A forte sensação do segredo e do pecado mata-me. Viver preso ás convenções é ser parte da convenção. Detesto a cobardia de não me meter ao caminho. Tenho a ver com livros, não tenho a ver com o sítio onde vivem os livros. Não tenho a ver com letrados. Gosto da sabedoria duradoura dos iletrados. Não gosto do bom gosto, de provérbios ou senso comum. Se a nossa liberdade começa onde acaba a dos outros e vice-versa, então o senso comum não existe. Existe as boas ou más intenções pinceladas com atitudes.
Sento me no fresco
Duma velha e grossa arvore,
E solto o meu olhar.
As raízes! Obras de arte.
Entrelaçam-se,
E insinuam-se.
O seu fruto
A sombra
A sua cúpula, eternidade.
A sua vida.
Segredos
Roubados aos amantes.
Banco de pedra, escravo.
Miséria de pranto,
Saudade.
Trespassa,
Um raio de lua,
No meu olhar
O fumo denso
Esfaqueou
O nevoeiro oprimido.
Arvore, estrela,
companhia,
caminho.
Dez anos de vida numa noite.

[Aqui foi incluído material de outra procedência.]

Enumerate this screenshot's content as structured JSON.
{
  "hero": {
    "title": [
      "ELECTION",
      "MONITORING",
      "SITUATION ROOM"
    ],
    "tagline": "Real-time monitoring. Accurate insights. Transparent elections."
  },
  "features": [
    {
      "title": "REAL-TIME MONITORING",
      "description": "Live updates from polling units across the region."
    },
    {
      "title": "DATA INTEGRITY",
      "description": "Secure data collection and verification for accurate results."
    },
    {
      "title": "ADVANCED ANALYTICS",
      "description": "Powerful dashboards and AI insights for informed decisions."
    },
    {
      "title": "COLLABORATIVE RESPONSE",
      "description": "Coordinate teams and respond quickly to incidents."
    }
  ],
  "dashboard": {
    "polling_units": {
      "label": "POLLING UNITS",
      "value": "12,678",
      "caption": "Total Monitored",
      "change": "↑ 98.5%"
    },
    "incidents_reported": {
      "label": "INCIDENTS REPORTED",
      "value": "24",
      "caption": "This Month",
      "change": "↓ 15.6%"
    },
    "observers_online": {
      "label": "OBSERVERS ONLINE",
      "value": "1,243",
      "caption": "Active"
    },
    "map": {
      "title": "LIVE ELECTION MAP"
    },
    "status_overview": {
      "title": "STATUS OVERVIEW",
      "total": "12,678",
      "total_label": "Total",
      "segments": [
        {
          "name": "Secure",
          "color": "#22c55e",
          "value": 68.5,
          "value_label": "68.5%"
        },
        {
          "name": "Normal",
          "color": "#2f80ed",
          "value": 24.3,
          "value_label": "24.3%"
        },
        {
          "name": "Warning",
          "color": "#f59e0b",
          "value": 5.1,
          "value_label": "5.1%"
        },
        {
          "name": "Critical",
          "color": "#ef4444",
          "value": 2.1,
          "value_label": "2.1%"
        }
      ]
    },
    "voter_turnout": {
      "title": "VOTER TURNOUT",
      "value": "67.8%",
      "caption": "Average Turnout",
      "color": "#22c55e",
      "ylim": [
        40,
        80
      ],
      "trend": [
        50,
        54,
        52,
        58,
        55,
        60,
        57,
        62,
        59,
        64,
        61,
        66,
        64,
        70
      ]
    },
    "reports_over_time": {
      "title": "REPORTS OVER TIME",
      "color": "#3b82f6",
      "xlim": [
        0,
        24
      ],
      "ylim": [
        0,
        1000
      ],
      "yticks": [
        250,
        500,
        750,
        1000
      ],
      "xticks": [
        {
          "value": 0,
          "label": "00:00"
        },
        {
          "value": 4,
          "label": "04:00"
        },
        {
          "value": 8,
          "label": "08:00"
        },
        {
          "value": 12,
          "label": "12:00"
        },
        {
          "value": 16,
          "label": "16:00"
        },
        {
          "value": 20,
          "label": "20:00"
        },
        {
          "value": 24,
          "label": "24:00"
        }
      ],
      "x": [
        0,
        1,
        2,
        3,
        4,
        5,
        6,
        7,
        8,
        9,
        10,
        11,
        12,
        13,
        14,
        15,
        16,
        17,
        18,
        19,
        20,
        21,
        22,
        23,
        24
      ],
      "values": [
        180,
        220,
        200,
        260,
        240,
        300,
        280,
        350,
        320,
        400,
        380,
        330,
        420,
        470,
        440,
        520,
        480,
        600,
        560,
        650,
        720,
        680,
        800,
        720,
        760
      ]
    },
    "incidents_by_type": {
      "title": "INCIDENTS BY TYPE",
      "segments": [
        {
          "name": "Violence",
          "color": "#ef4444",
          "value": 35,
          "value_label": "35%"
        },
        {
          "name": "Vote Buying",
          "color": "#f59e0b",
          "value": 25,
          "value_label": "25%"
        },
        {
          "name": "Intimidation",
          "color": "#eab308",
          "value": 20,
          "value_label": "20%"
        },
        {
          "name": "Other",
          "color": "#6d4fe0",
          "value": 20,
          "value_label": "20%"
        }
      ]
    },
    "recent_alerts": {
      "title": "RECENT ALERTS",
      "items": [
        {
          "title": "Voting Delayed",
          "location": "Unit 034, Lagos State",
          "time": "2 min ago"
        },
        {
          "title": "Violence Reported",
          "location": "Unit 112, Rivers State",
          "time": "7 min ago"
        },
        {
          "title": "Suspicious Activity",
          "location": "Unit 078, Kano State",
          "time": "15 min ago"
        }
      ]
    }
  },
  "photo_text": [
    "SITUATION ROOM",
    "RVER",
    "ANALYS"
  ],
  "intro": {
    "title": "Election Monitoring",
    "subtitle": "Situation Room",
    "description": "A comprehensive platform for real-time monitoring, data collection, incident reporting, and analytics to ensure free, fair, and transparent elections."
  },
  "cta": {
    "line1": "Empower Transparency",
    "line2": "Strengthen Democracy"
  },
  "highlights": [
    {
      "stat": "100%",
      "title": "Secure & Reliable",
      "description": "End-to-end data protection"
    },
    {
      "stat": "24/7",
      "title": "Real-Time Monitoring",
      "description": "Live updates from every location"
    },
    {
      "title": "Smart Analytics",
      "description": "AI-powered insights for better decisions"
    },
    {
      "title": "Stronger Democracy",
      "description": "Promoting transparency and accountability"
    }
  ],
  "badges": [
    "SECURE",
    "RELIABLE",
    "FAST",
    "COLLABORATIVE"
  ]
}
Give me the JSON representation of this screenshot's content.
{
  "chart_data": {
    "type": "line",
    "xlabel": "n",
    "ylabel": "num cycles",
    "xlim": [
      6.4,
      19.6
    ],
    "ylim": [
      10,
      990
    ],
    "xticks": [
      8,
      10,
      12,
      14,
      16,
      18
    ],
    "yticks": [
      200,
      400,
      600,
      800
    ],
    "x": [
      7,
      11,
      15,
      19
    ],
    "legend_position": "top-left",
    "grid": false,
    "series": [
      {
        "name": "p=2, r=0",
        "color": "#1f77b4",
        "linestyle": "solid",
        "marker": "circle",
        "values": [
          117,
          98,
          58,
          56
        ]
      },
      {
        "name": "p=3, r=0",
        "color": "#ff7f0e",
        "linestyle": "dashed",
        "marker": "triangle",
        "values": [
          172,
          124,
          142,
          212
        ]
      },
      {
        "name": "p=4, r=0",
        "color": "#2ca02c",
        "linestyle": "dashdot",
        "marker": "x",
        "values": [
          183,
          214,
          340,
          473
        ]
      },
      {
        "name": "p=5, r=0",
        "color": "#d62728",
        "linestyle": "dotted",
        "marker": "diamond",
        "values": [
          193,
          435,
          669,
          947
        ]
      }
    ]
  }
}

O mesmo cheiro. O mesmo sabor, o mesmo suor. As mesmas lágrimas, o mesmo sorriso. A velha música incógnita transpira das paredes do bar. Corpos seduzem em passos lentos de dança. O novo abraço sabe a antigamente. Os números são rudes, inflexíveis, rígidos. As letras são arredondadas. A sua soma faz a vida. Descreve-se o sentir com letras. Bebe-se café com literatura. Os números baralham as emoções. A soma das letras constroem as palavras que sussurro, rabiscam peças de teatro. São a realidade e o sonho. Tenho uma praia inventada com o mar. Tenho uma montanha debruada de sol. Tenho um sono inquietante e respirado. Os parênteses condicionam, as virgulas invertem. Amor não é, e é apenas uma corrente desorganizada, de sentidos e desejos consentidos. Dez anos de caminho, fervem no meu sangue, misturados com a corrente contrária do sentido. A esquina dobrada do regresso é visceral, tal como o tempo que os dias esgotaram. Faz sentido a volta. Faz sentido a saudade.